Le taux de chômage de la zone euro a légèrement augmenté pour atteindre 6,2 % en février, au moment même où un nouveau choc inflationniste tiré par l'énergie complique la trajectoire de la Banque centrale européenne et menace de freiner les embauches dans tout le bloc.
« Les effets de second tour pourraient ne pas mettre aussi longtemps à s'installer que lors de notre dernier épisode inflationniste », a déclaré Primoz Dolenc, responsable de la BCE, à Reuters, soulignant la crainte de la banque que le souvenir de la flambée des prix de 2022 ne conduise à des revendications salariales plus rapides.
La modeste hausse du chômage par rapport au creux historique de 6,1 % en janvier intervient alors que l'inflation globale a bondi à 2,5 % en mars, contre 1,9 % en février, dépassant l'objectif de 2 % de la BCE. Cette poussée est presque entièrement due aux prix de l'énergie, tandis que l'inflation sous-jacente, qui exclut les composantes volatiles, a en fait ralenti pour passer de 2,4 % à 2,3 %.
La BCE se retrouve désormais dans l'impasse, alors que sa prochaine réunion de politique monétaire est prévue pour le 30 avril. Relever son taux de dépôt directeur par rapport au niveau actuel de 2 % pourrait juguler l'inflation, mais nuirait également à la croissance économique. Toutefois, l'inaction risquerait de laisser les anticipations d'inflation s'enraciner, une erreur que la banque a commise en 2022 et qu'elle tient à ne pas répéter.
Les pressions inflationnistes s'accentuent
La guerre en Iran a provoqué un pic des prix de l'énergie, impactant directement les consommateurs et les entreprises à travers l'Europe. Les données d'Eurostat ont montré que la hausse de 1,2 % d'un mois sur l'autre des prix à la consommation était entièrement due à l'énergie, reflétant la rapidité avec laquelle les détaillants ont répercuté la hausse des coûts du pétrole brut. Les analystes de Berenberg Bank prévoient que l'inflation pourrait culminer à plus de 3 % dans les mois à venir, et potentiellement « bien au-dessus de 4 % » en cas d'escalade du conflit.
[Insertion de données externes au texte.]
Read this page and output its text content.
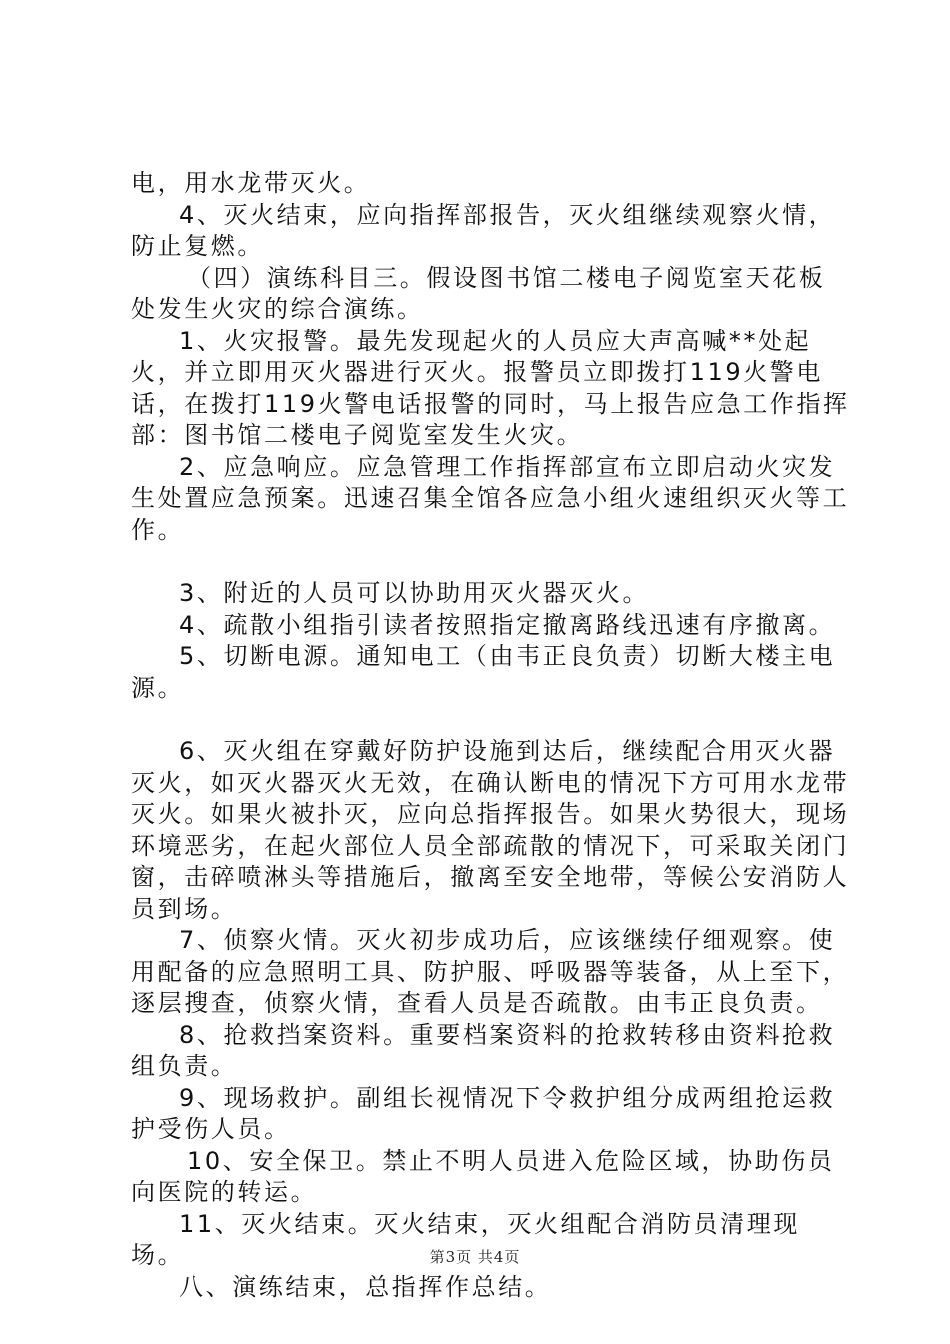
电，用水龙带灭火。

4、灭火结束，应向指挥部报告，灭火组继续观察火情，防止复燃。

（四）演练科目三。假设图书馆二楼电子阅览室天花板处发生火灾的综合演练。

1、火灾报警。最先发现起火的人员应大声高喊**处起火，并立即用灭火器进行灭火。报警员立即拨打119火警电话，在拨打119火警电话报警的同时，马上报告应急工作指挥部：图书馆二楼电子阅览室发生火灾。

2、应急响应。应急管理工作指挥部宣布立即启动火灾发生处置应急预案。迅速召集全馆各应急小组火速组织灭火等工作。

3、附近的人员可以协助用灭火器灭火。

4、疏散小组指引读者按照指定撤离路线迅速有序撤离。

5、切断电源。通知电工（由韦正良负责）切断大楼主电源。

6、灭火组在穿戴好防护设施到达后，继续配合用灭火器灭火，如灭火器灭火无效，在确认断电的情况下方可用水龙带灭火。如果火被扑灭，应向总指挥报告。如果火势很大，现场环境恶劣，在起火部位人员全部疏散的情况下，可采取关闭门窗，击碎喷淋头等措施后，撤离至安全地带，等候公安消防人员到场。

7、侦察火情。灭火初步成功后，应该继续仔细观察。使用配备的应急照明工具、防护服、呼吸器等装备，从上至下，逐层搜查，侦察火情，查看人员是否疏散。由韦正良负责。

8、抢救挡案资料。重要档案资料的抢救转移由资料抢救组负责。

9、现场救护。副组长视情况下令救护组分成两组抢运救护受伤人员。

10、安全保卫。禁止不明人员进入危险区域，协助伤员向医院的转运。

11、灭火结束。灭火结束，灭火组配合消防员清理现场。

八、演练结束，总指挥作总结。

第3页 共4页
Cela crée un dilemme important pour la BCE. Alors que les banques centrales ignorent généralement les chocs d'offre, le souvenir de la dernière flambée majeure des prix de l'énergie suite à l'invasion de l'Ukraine par la Russie est frais. « Toute une génération vient de vivre son premier épisode de forte inflation », a déclaré la présidente de la BCE, Christine Lagarde, la semaine dernière. « Elle pourrait ne pas être aussi lente à réagir une seconde fois. »
Le numéro d'équilibriste de la BCE
Les responsables de la BCE soulignent publiquement qu'ils ne se précipiteront pas pour relever les taux. Cependant, ils sont également clairs sur le fait qu'ils agiront de manière décisive s'ils voient des signes d'« effets de second tour », tels que des entreprises utilisant la flambée des prix de l'énergie comme couverture pour augmenter leurs propres tarifs, ou des augmentations de salaires généralisées.
Des signes inquiétants apparaissent déjà. Une récente enquête de la Commission européenne a montré un bond important du nombre d'entreprises prévoyant d'augmenter leurs prix. L'économiste en chef de la BCE, Philip Lane, a également averti que les subventions publiques destinées à amortir le choc pour les consommateurs pourraient elles-mêmes alimenter l'inflation si elles ne sont pas ciblées avec soin.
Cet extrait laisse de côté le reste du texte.